Alors que 70 % des Français sont hostiles à la « loi Gattaz » (réforme El Khomri), les pré-candidats de droite se lancent dans un concours d'ultralibéralisme. Ce qu'ils appellent « les vraies réformes qui s'imposent en 2016 » n'est rien d'autre que le programme des zozos-madelins de 1986 : défiscaliser les firmes, raréfier les services publics, ratiboiser les minima sociaux et les aides aux chômeurs, créer de pseudo-CDI à obsolescence programmée [1], annoncer d'avance qu'on ne négociera plus avec les syndicats...

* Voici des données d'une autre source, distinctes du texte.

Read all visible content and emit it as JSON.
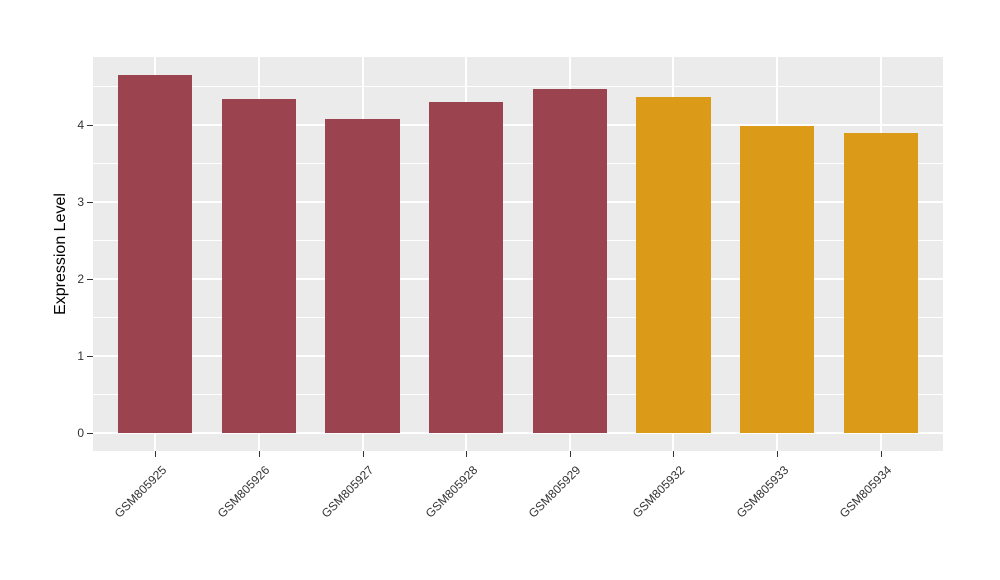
{
  "chart_data": {
    "type": "bar",
    "title": "",
    "xlabel": "",
    "ylabel": "Expression Level",
    "categories": [
      "GSM805925",
      "GSM805926",
      "GSM805927",
      "GSM805928",
      "GSM805929",
      "GSM805932",
      "GSM805933",
      "GSM805934"
    ],
    "values": [
      4.65,
      4.34,
      4.07,
      4.29,
      4.46,
      4.36,
      3.99,
      3.9
    ],
    "bar_colors": [
      "#9b4450",
      "#9b4450",
      "#9b4450",
      "#9b4450",
      "#9b4450",
      "#db9a17",
      "#db9a17",
      "#db9a17"
    ],
    "group_colors": {
      "maroon_group": "#9b4450",
      "orange_group": "#db9a17"
    },
    "yticks": [
      0,
      1,
      2,
      3,
      4
    ],
    "ylim": [
      -0.23,
      4.88
    ],
    "grid": true,
    "legend": "none",
    "panel_background": "#ebebeb",
    "grid_color": "#ffffff",
    "tick_color": "#333333"
  }
}
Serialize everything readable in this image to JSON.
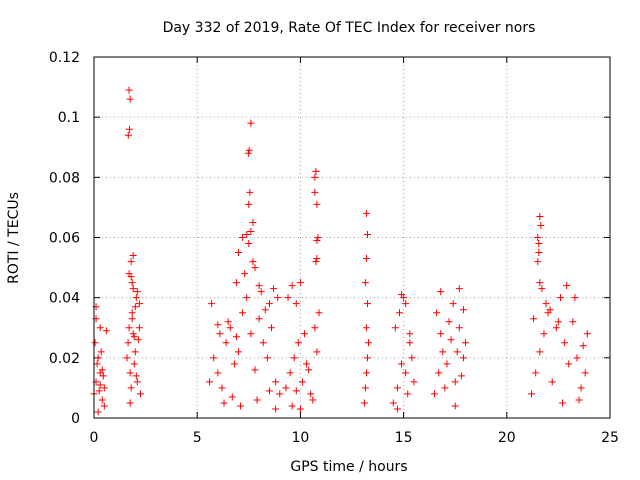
{
  "chart_data": {
    "type": "scatter",
    "title": "Day 332 of 2019, Rate Of TEC Index for receiver nors",
    "xlabel": "GPS time / hours",
    "ylabel": "ROTI / TECUs",
    "xlim": [
      0,
      25
    ],
    "ylim": [
      0,
      0.12
    ],
    "xticks": [
      0,
      5,
      10,
      15,
      20,
      25
    ],
    "xtick_labels": [
      "0",
      "5",
      "10",
      "15",
      "20",
      "25"
    ],
    "yticks": [
      0,
      0.02,
      0.04,
      0.06,
      0.08,
      0.1,
      0.12
    ],
    "ytick_labels": [
      "0",
      "0.02",
      "0.04",
      "0.06",
      "0.08",
      "0.1",
      "0.12"
    ],
    "grid": true,
    "marker": "+",
    "color": "#ff0000",
    "series": [
      {
        "name": "ROTI",
        "x": [
          0.0,
          0.1,
          0.2,
          0.3,
          0.4,
          0.5,
          0.05,
          0.15,
          0.25,
          0.35,
          0.45,
          0.1,
          0.3,
          0.5,
          0.2,
          0.4,
          0.6,
          0.1,
          0.3,
          1.6,
          1.65,
          1.7,
          1.75,
          1.8,
          1.85,
          1.9,
          1.95,
          2.0,
          2.05,
          2.1,
          2.15,
          2.2,
          2.25,
          1.7,
          1.8,
          1.9,
          2.0,
          2.1,
          2.2,
          1.75,
          1.85,
          1.95,
          2.05,
          1.7,
          1.75,
          1.72,
          1.66,
          1.8,
          1.85,
          1.9,
          5.6,
          5.8,
          6.0,
          6.2,
          6.4,
          6.6,
          6.8,
          7.0,
          7.2,
          7.4,
          7.6,
          7.8,
          8.0,
          8.2,
          8.4,
          8.6,
          8.8,
          9.0,
          5.7,
          6.1,
          6.5,
          6.9,
          7.3,
          7.7,
          8.1,
          8.5,
          8.9,
          7.0,
          7.2,
          7.4,
          7.5,
          7.6,
          7.5,
          7.55,
          7.52,
          7.48,
          7.6,
          7.7,
          7.8,
          8.0,
          8.3,
          8.7,
          6.3,
          6.7,
          7.1,
          7.9,
          8.5,
          8.8,
          6.0,
          6.9,
          9.3,
          9.5,
          9.7,
          9.9,
          10.1,
          10.3,
          10.5,
          10.7,
          10.8,
          10.9,
          9.4,
          9.6,
          9.8,
          10.0,
          10.2,
          10.4,
          10.6,
          10.75,
          10.8,
          10.85,
          10.7,
          10.75,
          10.8,
          10.7,
          10.8,
          9.6,
          9.8,
          10.0,
          13.1,
          13.15,
          13.2,
          13.25,
          13.3,
          13.2,
          13.25,
          13.15,
          13.2,
          13.25,
          13.2,
          14.5,
          14.7,
          14.9,
          15.1,
          15.3,
          15.5,
          14.6,
          14.8,
          15.0,
          15.2,
          15.4,
          14.9,
          15.1,
          15.3,
          14.7,
          16.5,
          16.7,
          16.9,
          17.1,
          17.3,
          17.5,
          17.7,
          17.9,
          18.0,
          16.6,
          16.8,
          17.0,
          17.2,
          17.4,
          17.6,
          17.8,
          16.8,
          17.7,
          17.9,
          17.5,
          21.2,
          21.4,
          21.6,
          21.8,
          22.0,
          22.2,
          22.4,
          22.6,
          22.8,
          23.0,
          23.2,
          23.4,
          23.6,
          23.8,
          23.9,
          21.5,
          21.55,
          21.6,
          21.65,
          21.5,
          21.6,
          21.55,
          21.7,
          21.9,
          22.1,
          22.5,
          22.9,
          23.3,
          23.7,
          21.3,
          22.7,
          23.5
        ],
        "y": [
          0.008,
          0.012,
          0.02,
          0.015,
          0.006,
          0.01,
          0.025,
          0.018,
          0.009,
          0.022,
          0.014,
          0.037,
          0.03,
          0.004,
          0.002,
          0.016,
          0.029,
          0.033,
          0.011,
          0.02,
          0.025,
          0.03,
          0.015,
          0.01,
          0.035,
          0.028,
          0.018,
          0.022,
          0.04,
          0.012,
          0.026,
          0.03,
          0.008,
          0.048,
          0.047,
          0.054,
          0.037,
          0.042,
          0.038,
          0.005,
          0.033,
          0.027,
          0.014,
          0.109,
          0.106,
          0.096,
          0.094,
          0.052,
          0.045,
          0.043,
          0.012,
          0.02,
          0.015,
          0.01,
          0.025,
          0.03,
          0.018,
          0.022,
          0.035,
          0.04,
          0.028,
          0.016,
          0.033,
          0.025,
          0.02,
          0.03,
          0.012,
          0.008,
          0.038,
          0.028,
          0.032,
          0.045,
          0.048,
          0.052,
          0.042,
          0.038,
          0.04,
          0.055,
          0.06,
          0.061,
          0.058,
          0.062,
          0.071,
          0.075,
          0.089,
          0.088,
          0.098,
          0.065,
          0.05,
          0.044,
          0.036,
          0.043,
          0.005,
          0.007,
          0.004,
          0.006,
          0.009,
          0.003,
          0.031,
          0.027,
          0.01,
          0.015,
          0.02,
          0.025,
          0.012,
          0.018,
          0.008,
          0.03,
          0.022,
          0.035,
          0.04,
          0.044,
          0.038,
          0.045,
          0.028,
          0.016,
          0.006,
          0.052,
          0.053,
          0.06,
          0.08,
          0.082,
          0.071,
          0.075,
          0.059,
          0.004,
          0.009,
          0.003,
          0.005,
          0.01,
          0.015,
          0.02,
          0.025,
          0.03,
          0.038,
          0.045,
          0.053,
          0.061,
          0.068,
          0.005,
          0.01,
          0.018,
          0.015,
          0.025,
          0.012,
          0.03,
          0.035,
          0.04,
          0.008,
          0.02,
          0.041,
          0.038,
          0.028,
          0.003,
          0.008,
          0.015,
          0.022,
          0.018,
          0.026,
          0.012,
          0.03,
          0.02,
          0.025,
          0.035,
          0.028,
          0.01,
          0.032,
          0.038,
          0.022,
          0.014,
          0.042,
          0.043,
          0.036,
          0.004,
          0.008,
          0.015,
          0.022,
          0.028,
          0.035,
          0.012,
          0.03,
          0.04,
          0.025,
          0.018,
          0.032,
          0.02,
          0.01,
          0.015,
          0.028,
          0.06,
          0.058,
          0.067,
          0.064,
          0.052,
          0.045,
          0.055,
          0.043,
          0.038,
          0.036,
          0.032,
          0.044,
          0.04,
          0.024,
          0.033,
          0.005,
          0.006
        ]
      }
    ]
  }
}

D'où vient cet aveuglement ? De la myopie des politiciens. Juppé, Fillon, Le Maire n'ont pour l'instant qu'un objectif, la « primaire de la droite et du centre », scrutin de niche sociologique visant les catégories aisées : « 3 millions de gens sur les 44,6 millions d'électeurs », soulignent les politologues. Le vivier de la primaire est « un concentré au sens culinaire de l'électorat de droite », constate Jérôme Fourquet (Ifop). Satisfaire cette niche d'où sont absentes les classes populaires, c'est s'aliéner le reste des Français ! Juppé, Fillon, Sarkozy ou Le Maire semblent n'en avoir pas conscience. D'où leur programme d'Ubu.

Ce programme fera passer François Hollande pour un moindre mal [2] ? Ils s'en fichent, persuadés de voir Hollande disparaître au premier tour – et le candidat de droite être élu mécaniquement (quel que soit son programme) grâce à l'effet Le Pen.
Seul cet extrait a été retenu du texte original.